If I read this correctly, this means a 16TB SSD is possible.
 
"Last year, we spoke with SanDisk and learned that the company saw MLC as the past and TLC as the future."

Great article, Chris. Just one note. TLC implies three logic levels per cell, and MLC is undefined as Multiple Level Cell. The industry has to go forward with higher and higher bit levels to get cost down. The 3D approach is a packing evolution but it still requires the same basic manufacturing and die growth to make. That means the cost is still about the same per GB to manufacture = same cost to consumer per GB.

Sandisk has an X4 line that is 4 bits per cell. So their quote is probably a miscommunication on their part. But - it is exciting to see these technologies developing.

- Charles
 


Possible? Certainly. Affordable? That's the debatable part.

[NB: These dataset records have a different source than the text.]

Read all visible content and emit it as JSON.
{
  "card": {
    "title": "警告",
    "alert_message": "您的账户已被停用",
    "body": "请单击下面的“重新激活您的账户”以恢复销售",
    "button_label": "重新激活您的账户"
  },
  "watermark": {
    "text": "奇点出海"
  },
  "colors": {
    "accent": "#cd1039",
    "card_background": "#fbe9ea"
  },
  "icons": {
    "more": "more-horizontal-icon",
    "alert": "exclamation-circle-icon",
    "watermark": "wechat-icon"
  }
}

Overall the thing I do see with the transitioning to stacked cells is that the TLC endurance can be extended quite a bit as the larger lithography is more forgiving and allows for a higher program/erase count. What is still very much open to debate though is still -speed-. So many of the lower priced TLC drives really perform quite poorly compared to the MLC drives (with a few notable exceptions) and from what I see it's not an issue with controller hardware - but more of an issue with the nature of trying to accurately program a TLC data cell with a very exact voltage to represent the bit-state.